4. Using the internet
- Referencing rules apply to internet sites in the same way as they apply to journals, books or any other work by another person.
- You reference a website by listing the URL of the site where you found the information.
5. Collaborative work
- Unless you are specifically told that the assessment is a group project then all of the work you submit must be your own work. Be very careful when working on the same assessment with other students.
6. Who can help?
- Advice on academic writing is available from the College’s Language and Learning Unit www.languageandlearning.qmul.ac.uk
- Your personal advisor or any member of academic staff can advise on how to reference properly and how to write in appropriate styles
7. Be aware of difficult times
- Students are most likely to submit plagiarised work, whether intentional or unintentional, during times of emotional stress.
- If you are having problems (such as illness, family problems, financial problems) talk to your personal advisor or another member of staff. Departments can sometimes give short extensions to essay deadlines when a student has mitigating circumstances.
- It is better to submit a poor quality essay rather than a plagiarised essay
8. Plagiarism can be detected in many ways
- Google – if you found the text on the internet, so can your tutor.

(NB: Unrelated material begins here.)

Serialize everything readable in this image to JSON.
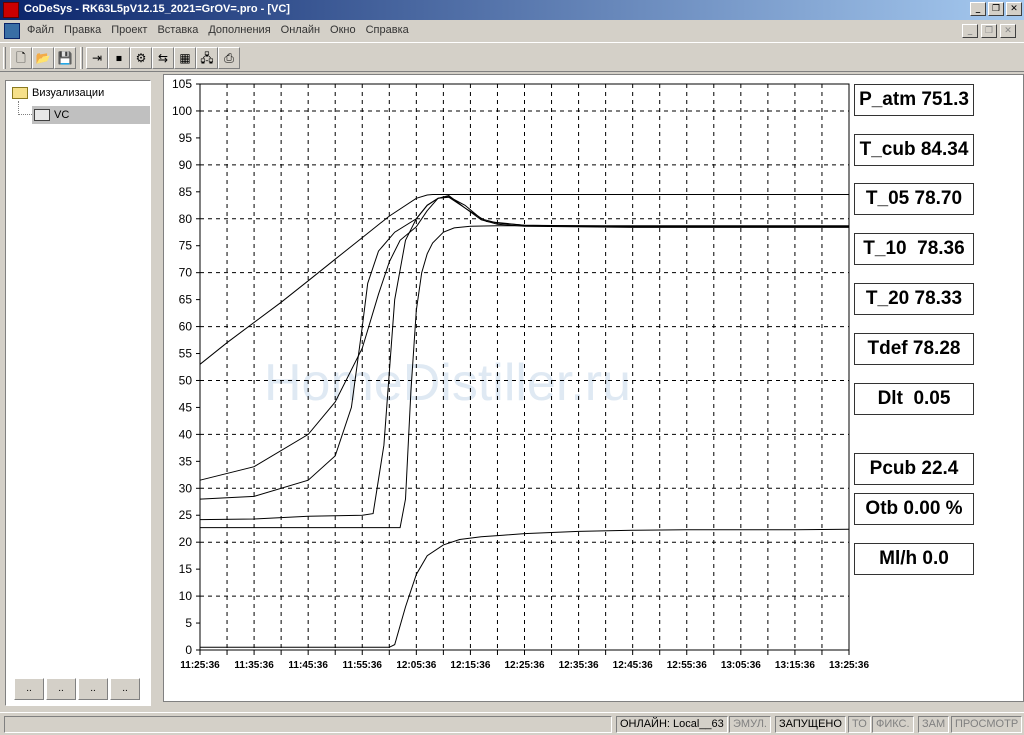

- Plagiarism Detection Service – the College subscribes to a national plagiarism detection service, submit.ac.uk, which highlights text found in your work which matches text found either on the internet, journals, books and other student essays
- Subject expertise – the people marking your essays are experts on the subject and will know the sources of your work.
9. The penalty
- The normal penalty for plagiarism in a piece of work worth more than 25% of the course-unit is a mark of zero for the whole course-unit and no right to take the course again. Your transcript (which future employers will want to see) will have an X on it to show that an examination offence has been committed. If it is a second offence then the normal penalty is failure in every course-unit taken in the year with all resits pegged at 40%.
10. If in doubt, ask!
- If in doubt always speak to a member of staff before submitting your work – it’s too late after the work has been submitted. Questions about how to reference should be discussed with academic staff. If you have any questions about College policy on plagiarism please let me know.